Искусства и торговля

«Искусства и торговля» (фр. Les Arts et le commerce) — произведение, написанное Гюставом Флобером в январе 1839 года, скорее всего, как школьное сочинение по риторике. Впервые опубликовано в 1910.

Цитаты

править
  •  

Бесполезность искусств и польза торговли стали в мире ходячими понятиями. <…>
В искусстве [многие] видят лишь послеобеденное времяпрепровождение, весёлый отдых, бодрящую игру, и зрелища, по их мнению, — удачная выдумка полиции, чтобы согнать толпу в надёжное место; такие люди, бесспорно, считают всякие товары, бакалею, лес, медь наиважнейшими в этом мире вещами, что ж до чистой, свободной, независимой мысли, до творческого, могучего гения, до поэзии, морали, изящных искусств, — химеры! фантазии! чепуха! — скажут они.
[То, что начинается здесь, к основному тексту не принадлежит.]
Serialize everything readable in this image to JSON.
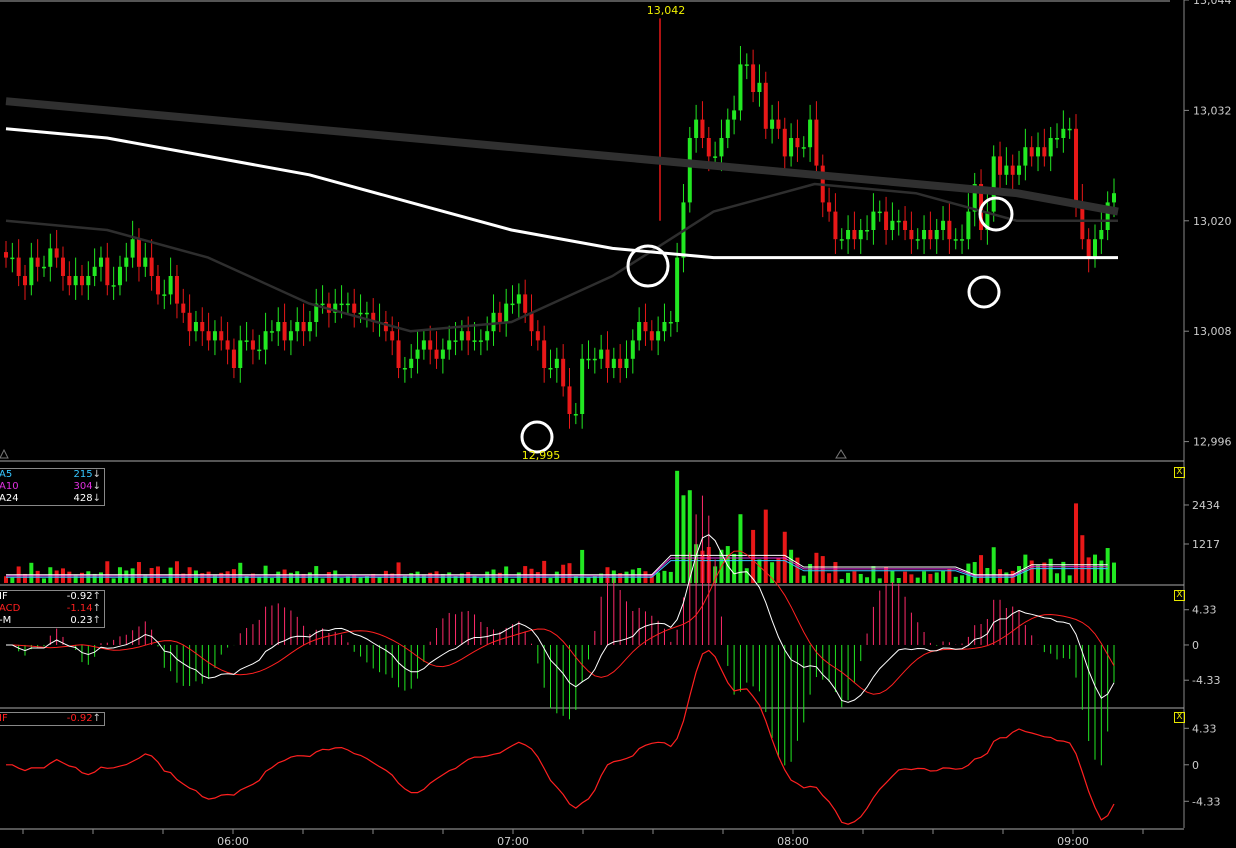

Честь и слава, возглашают они, грохочущей машине, вертящемуся валу, вседвижущему пару! Честь и слава индиго, мылу, сахару и судну, перевозящему все это, да ещё тому, кто ворочает делами, подсчитывая, обогащается, продает и покупает! <…>
Оставьте мне мои грёзы, мою никчемность, мои пустые мысли: ваш здравый смысл меня убивает, ваша положительность меня ужасает.

 

La futilité des arts et l’utilité du commerce sont devenus mots banals dans le monde. <…>
Ceux-là ne voient, en effet, dans l’art qu’un passe-temps après dîner, une récréation qui égaie, un jeu qui délasse, et considèrent les spectacles comme la meilleure invention de la police pour pincer les masses en lieu sûr ; ces gens-là, sans doute, regardent la marchandise, la denrée, le bois, le cuivre comme les premières choses d’ici-bas, et quant à la pensée pure, libre, indépendante, quant au génie créateur et grandiose, quant à la poésie, à la morale, aux beaux-arts, chimères ! fantaisies ! futilité ! diront-ils. Honneur, selon eux, à la machine qui crie, au rouleau qui tourne, à la vapeur qui remue ! honneur à l’indigo, au savon, au sucre, au navire qui transporte tout cela, à celui qui l’exploite et calcule, s’enrichit, à celui qui achète et qui vend ! <…>
Laissez-moi mes rêveries, ma futilité, mes idées creuses ; votre bon sens m’assomme, votre positif me fait horreur.

  •  

Риму, <…> повелителю мира, суждено было становиться поочередно очагом всех цивилизаций, им покорённых и поглощённых. Завоеватель может разрушить порты, сжечь флоты, уничтожить промыслы, отклонить течение рек, перекрыть каналы и заковать в цепи население, но дух?.. Где сыщете вы цепи, чтобы сдержать этого Протея, который говорит звуками, возносится ввысь в камнях, изъясняется и мыслит словами? Какою плотиной остановить этот поток? Где найти тюрьму, чтобы заточить это солнце?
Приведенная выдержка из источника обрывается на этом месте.